A abertura da apuração para vário casos simultâneos seria o meio mais rápido para Daniel Dantas se livrar das acusações que pesam contra ele, na opinião dos delegados que agora conduzem o caso.
O banqueiro seria inocentado, de acordo com essa visão, pela dificuldade de se reunir provas em frentes cada vez mais complexas. É a versão policial do ditado "quem tudo quer, nada tem".
A concentração da investigação nos indícios de fraude financeira tem um motivo prático, segundo Jairo Saddi, professor de direito financeiro do Ibmec São Paulo e consultor do Banco Central, e Otto Steiner Jr., advogado com mais de 30 anos de experiência em escândalos bancários. A eventual fraude é mais fácil de ser provada em tribunais, segundo os dois especialistas.
"Lavagem de dinheiro é um crime extremamente difícil de ser provado no Brasil porque a legislação exige que haja um crime precedente. Ou seja, a polícia precisa provar dois crimes", diz Saddi, comentando o caso em tese.
Steiner Jr. recorre a uma imagem para ilustrar a dificuldade de provar a lavagem: "Se um cliente chegar num banco com uma mala de dinheiro e o gerente perguntar a origem, e ele disser que é de sonegação, não dá para acusá-lo de lavagem porque sonegação não é crime precedente no Brasil. O dinheiro de sonegação tem origem lícita. O problema é só fiscal: não houve pagamento de impostos".
De acordo com Steiner Jr., a maior parte dos recursos aplicados em fundos internacionais como o do Opportunity vem de sonegação.
Há uma dificuldade adicional para provar lavagem em recursos recebidos por uma instituição financeira, segundo ele: o crime foi praticado pelo cliente, não pelo banco.

Indícios de fraude
A PF decidiu se concentrar na hipótese de fraude porque os indícios desse tipo de crime são fartos, segundo os policiais que assumiram a investigação. Eis alguns dos indícios, sempre segundo a polícia:
1) Dantas não aparece como presidente do Opportunity, mas age como tal, segundo as gravações de conversas telefônicas feitas pela PF. Dório Ferman, o presidente do Opportunity, é uma espécie de laranja de luxo, na visão da PF. Nelio Machado, advogado de Dantas, diz que a acusação é completamente infundada;
2) As empresas financeiras e não financeiras de Dantas trocavam recursos entre si, o que é vetado pelo Banco Central.

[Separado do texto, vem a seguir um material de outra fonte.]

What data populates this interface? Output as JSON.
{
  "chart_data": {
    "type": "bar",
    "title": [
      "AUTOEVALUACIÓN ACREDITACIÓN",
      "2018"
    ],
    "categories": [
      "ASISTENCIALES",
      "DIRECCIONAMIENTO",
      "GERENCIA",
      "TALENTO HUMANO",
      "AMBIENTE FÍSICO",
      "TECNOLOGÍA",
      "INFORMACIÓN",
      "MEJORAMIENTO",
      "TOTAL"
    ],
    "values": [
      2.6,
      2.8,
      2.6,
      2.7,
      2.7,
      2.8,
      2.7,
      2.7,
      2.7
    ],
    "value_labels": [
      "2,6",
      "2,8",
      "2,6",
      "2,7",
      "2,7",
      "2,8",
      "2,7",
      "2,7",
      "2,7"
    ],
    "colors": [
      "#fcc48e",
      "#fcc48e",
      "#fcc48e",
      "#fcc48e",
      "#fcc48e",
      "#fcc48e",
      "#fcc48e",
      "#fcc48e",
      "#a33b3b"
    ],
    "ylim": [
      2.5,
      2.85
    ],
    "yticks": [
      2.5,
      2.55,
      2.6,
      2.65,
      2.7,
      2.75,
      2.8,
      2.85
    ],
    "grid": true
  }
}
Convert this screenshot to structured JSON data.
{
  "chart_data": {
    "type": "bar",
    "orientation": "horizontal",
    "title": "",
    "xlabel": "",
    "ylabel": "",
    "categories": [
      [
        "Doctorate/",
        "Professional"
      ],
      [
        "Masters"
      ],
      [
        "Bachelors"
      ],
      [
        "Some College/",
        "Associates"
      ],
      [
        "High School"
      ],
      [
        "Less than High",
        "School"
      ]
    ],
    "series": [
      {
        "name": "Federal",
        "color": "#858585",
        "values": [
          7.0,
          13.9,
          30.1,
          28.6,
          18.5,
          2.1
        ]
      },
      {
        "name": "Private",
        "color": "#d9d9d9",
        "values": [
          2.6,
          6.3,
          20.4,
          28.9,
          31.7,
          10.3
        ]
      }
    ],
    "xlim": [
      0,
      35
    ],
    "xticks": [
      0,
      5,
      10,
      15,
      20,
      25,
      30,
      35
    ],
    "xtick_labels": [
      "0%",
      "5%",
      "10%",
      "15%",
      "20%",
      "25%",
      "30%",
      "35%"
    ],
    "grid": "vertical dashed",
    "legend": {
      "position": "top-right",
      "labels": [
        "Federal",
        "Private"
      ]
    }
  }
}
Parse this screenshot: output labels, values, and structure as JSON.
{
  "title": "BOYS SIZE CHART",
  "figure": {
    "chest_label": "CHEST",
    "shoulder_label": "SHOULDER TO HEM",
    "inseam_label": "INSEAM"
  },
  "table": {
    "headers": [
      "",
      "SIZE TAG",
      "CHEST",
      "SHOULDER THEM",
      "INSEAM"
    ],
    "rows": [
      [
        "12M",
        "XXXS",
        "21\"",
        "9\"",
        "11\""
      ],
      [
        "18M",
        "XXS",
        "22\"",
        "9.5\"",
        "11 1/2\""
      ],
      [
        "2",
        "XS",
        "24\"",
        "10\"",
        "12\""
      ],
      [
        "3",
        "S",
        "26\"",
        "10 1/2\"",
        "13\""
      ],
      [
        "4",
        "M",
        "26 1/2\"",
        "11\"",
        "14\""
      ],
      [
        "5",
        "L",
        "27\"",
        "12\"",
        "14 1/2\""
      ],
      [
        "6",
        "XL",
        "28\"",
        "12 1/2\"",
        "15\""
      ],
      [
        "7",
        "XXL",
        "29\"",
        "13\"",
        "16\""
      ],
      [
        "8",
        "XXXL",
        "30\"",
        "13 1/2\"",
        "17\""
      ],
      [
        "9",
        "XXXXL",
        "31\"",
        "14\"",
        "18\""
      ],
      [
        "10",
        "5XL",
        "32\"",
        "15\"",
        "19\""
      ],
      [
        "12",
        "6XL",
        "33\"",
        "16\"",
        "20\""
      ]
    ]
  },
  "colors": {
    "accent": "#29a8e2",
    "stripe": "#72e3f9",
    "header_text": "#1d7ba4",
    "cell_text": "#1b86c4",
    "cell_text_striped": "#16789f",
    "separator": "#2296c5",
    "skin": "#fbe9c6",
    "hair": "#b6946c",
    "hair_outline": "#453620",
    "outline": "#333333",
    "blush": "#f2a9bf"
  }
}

O BC proíbe bancos de emprestarem para empresas do mesmo grupo porque a operação pode acobertar desvios de recursos. O banqueiro só finge que está emprestando; no fundo, ele tira recursos do banco com esses empréstimos;
3) O fundo Opportunity, nas Ilhas Cayman, recebia recursos de residentes no Brasil, o que é vetado por normas da CVM (Comissão de Valores Mobiliários). Perícia feita pela PF aponta que a entrada de brasileiros residentes no Brasil no fundo internacional era tão descarada que o Opportunity os identificava por meio de CPF ou CNPJ, dois documentos tipicamente brasileiros.
4) O Opportunity remeteu, sem registro no Banco Central, recursos de empresas controladas por Dantas, ainda de acordo com perícia da PF. Segundo dados armazenados em disco rígido apreendido pela PF na Operação Chacal, em outubro de 2004, a Brasil Telecom teria no fundo US$ 61 milhões. O Bahia Futebol Clube, que já foi de Dantas, aparece com US$ 32 milhões, e o iG, portal de internet da Brasil Telecom, com mais US$ 8 milhões.